60 Diarréia: Aumento do volume, freqüência ou quantidade de líquido nas evacuações.Deve ser a manifestação mais freqüente de alteração da absorção ou transporte intestinal de substâncias, alterações estas que em geral são devidas a uma infecção bacteriana ou viral, a toxinas alimentares, etc.
61 Aparelho digestivo: O aparelho digestivo ou digestório realiza a digestão, processo que transforma os alimentos em substâncias passíveis de serem absorvidas pelo organismo. Os materiais não absorvidos são eliminados por este sistema. Ele é composto pelo tubo digestivo e por glândulas anexas.

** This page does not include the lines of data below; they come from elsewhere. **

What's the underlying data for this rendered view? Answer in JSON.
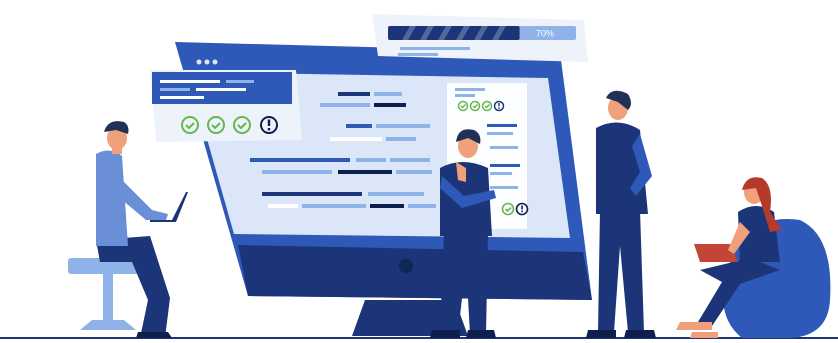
{
  "progress_card": {
    "label": "70%",
    "progress": 0.7
  },
  "colors": {
    "navy": "#1c3579",
    "blue": "#2e59b8",
    "light_blue": "#8fb3e8",
    "screen_bg": "#dbe7f8",
    "check_green": "#64b84f",
    "skin": "#f0a07a",
    "hair": "#213056",
    "hair_red": "#b53a2c"
  },
  "icons": {
    "left_card": [
      "check-icon",
      "check-icon",
      "check-icon",
      "exclamation-icon"
    ],
    "screen_panel_top": [
      "check-icon",
      "check-icon",
      "check-icon"
    ],
    "screen_panel_bottom": [
      "check-icon",
      "exclamation-icon"
    ]
  }
}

62 Íleo paralítico: O íleo adinâmico, também denominado íleo paralítico, reflexo, por inibição ou pós-operatório, é definido como uma atonia reflexa gastrintestinal, onde o conteúdo não é propelido através do lúmen, devido à parada da atividade peristáltica, sem uma causa mecânica. É distúrbio comum do pós-operatório podendo-se afirmar que ocorre após toda cirurgia abdominal, como resposta “fisiológica“ à intervenção, variando somente sua intensidade, afetando todo o aparelho digestivo ou parte dele.
63 Hematócrito: Exame de laboratório que expressa a concentração de glóbulos vermelhos no sangue.
64 Hemoglobina: Proteína encarregada de transportar o oxigênio desde os pulmões até os tecidos do corpo. Encontra-se em altas concentrações nos glóbulos vermelhos.
65 Vitamina: Compostos presentes em pequenas quantidades nos diversos alimentos e nutrientes e que são indispensáveis para o desenvolvimento dos processos biológicos normais.
66 Efeitos colaterais: 1. Ação não esperada de um medicamento. Ou seja, significa a ação sobre alguma parte do organismo diferente daquela que precisa ser tratada pelo medicamento. 2. Possível reação que pode ocorrer durante o uso do medicamento, podendo ser benéfica ou maléfica.
67 Glicemia pós-prandial: Teste de glicose feito entre 1 a 2 horas após refeição.